News: Rare Disease Affects Long Island Girl
(Long Island, N.Y.) A five-year-old pre-K student from Bayport has been publicized for her remarkable journey battling a rare brain disorder. The type of ailment, which causes uncontrollable obesity and extreme sleep apnea, has less than eighty documented cases worldwide. The disease was discovered years ago, and named in 2007 after twenty-three children were studied.
Three of the children died and others suffered from significant brain damage due to ROHHAD. ROHHAD is an acronym for Rapid-onset Obesity with Hypothalamic Dysfunction, Hypoventilation and Autonomic Dysregulation. As can be inferred, very little is known about ROHHAD and specialists for the rare disorder are often short of funding.
Reports stated that the Bayport girl was a normal baby with no known health problems. Her difficulty breathing gradually escalated, forcing her to wear a four-foot-long breathing tube and push around a hospital ventilator. The machine, which she affectionately calls “Venti,” ensures that her levels of oxygen and carbon dioxide are appropriate.
Mucus has to be cleaned out periodically from the equipment, resulting in a ritual most often performed by her devoted parents. The ritual takes as much as an hour on some nights, and along with needle-pricking for blood tests and recordkeeping of sustenance and wastes, it becomes a daily part of her routine. She must stay in hearing distance to a supervisor because a monitor often alerts her caretakers of changes in her oxygen count.

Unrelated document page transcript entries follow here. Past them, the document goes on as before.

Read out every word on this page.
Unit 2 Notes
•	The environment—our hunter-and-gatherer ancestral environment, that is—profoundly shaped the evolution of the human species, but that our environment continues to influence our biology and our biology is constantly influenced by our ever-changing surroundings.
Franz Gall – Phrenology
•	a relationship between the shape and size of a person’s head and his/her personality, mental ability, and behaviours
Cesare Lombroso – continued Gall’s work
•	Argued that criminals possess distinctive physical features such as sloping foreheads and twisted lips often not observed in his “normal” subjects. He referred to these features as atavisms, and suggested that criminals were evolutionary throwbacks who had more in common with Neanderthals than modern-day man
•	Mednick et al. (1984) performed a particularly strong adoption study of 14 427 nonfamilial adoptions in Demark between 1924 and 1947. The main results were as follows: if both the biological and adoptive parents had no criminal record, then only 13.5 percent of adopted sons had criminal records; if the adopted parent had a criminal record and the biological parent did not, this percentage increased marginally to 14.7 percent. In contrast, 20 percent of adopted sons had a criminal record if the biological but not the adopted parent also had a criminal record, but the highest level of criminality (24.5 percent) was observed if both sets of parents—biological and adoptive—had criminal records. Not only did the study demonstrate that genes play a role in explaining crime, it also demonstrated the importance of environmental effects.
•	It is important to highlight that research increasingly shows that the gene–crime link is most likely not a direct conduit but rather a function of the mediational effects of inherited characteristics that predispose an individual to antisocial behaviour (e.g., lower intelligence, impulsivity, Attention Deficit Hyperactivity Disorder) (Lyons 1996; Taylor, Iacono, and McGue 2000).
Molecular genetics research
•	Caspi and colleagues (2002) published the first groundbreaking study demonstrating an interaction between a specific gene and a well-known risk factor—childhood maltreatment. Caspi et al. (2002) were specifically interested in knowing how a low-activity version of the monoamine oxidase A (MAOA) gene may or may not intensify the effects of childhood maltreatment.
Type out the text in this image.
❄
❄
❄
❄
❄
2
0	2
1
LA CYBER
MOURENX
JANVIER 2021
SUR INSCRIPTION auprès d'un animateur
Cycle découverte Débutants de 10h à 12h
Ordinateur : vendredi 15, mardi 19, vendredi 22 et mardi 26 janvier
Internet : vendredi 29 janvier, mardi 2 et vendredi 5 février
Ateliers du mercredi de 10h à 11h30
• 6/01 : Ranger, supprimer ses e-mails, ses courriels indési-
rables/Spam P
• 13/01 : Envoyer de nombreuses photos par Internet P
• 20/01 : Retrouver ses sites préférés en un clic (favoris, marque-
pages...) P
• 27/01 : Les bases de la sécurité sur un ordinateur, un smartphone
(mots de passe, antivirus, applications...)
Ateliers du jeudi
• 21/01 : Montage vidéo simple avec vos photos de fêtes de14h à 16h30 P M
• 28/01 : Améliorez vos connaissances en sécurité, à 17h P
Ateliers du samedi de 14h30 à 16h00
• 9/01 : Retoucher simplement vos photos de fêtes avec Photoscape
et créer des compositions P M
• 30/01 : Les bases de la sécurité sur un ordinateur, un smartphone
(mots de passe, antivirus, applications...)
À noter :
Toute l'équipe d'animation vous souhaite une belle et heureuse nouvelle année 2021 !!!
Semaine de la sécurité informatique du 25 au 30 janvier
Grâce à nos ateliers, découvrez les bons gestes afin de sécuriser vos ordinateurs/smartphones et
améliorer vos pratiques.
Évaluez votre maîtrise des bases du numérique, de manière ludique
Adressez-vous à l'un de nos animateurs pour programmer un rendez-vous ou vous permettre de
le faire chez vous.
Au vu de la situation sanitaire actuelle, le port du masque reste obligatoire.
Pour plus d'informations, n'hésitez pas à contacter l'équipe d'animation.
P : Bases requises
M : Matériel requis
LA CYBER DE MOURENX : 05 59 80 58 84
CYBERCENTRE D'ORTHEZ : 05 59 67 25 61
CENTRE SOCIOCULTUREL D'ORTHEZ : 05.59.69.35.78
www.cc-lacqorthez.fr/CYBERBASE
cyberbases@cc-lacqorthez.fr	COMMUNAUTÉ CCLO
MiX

The disease affects the hypothalamus, a gland in the brain that controls breathing, temperature, blood pressure, hunger/thirst, blinking, and fatigue. Reports stated that it’s possible to experience new symptoms daily with ROHHAD. In addition to having a hole in her throat, the five-year-old Bayport girl suffers from cold and swollen extremities.
The risks she faces include seizures and brain damage due to a cease in breathing and oxygen shortage. The risk for cardiac arrest is amplified because she doesn’t give warning by gasping for air. The risk of death is also present, being that children are affected with ROHHAD before the age of four and the oldest known sufferer is a twenty-one-year-old from Colorado.
The devoted family has visited over two dozen doctors and has purchased a backup generator while taking extra measures to ensure their daughter’s livelihood. They claim that the first signs of rapid weight gain occurred in April of last year when they noticed the toddler with a potbelly. Despite being potty trained, she also showed signs of involuntary urination and suffered from a benign tumor in her abdomen.
Contrary to her health, the five-year-old’s spirits have been flourishing. A verbal, positive, and intelligent child, the Bayport girl inspires many Long Islanders with her story. Since her diagnosis, family members have organized a charity called ROHHAD Fight Inc. that raises money for medical bills and research; her golf-instructor father is planning a tournament in West Sayville for July 18th.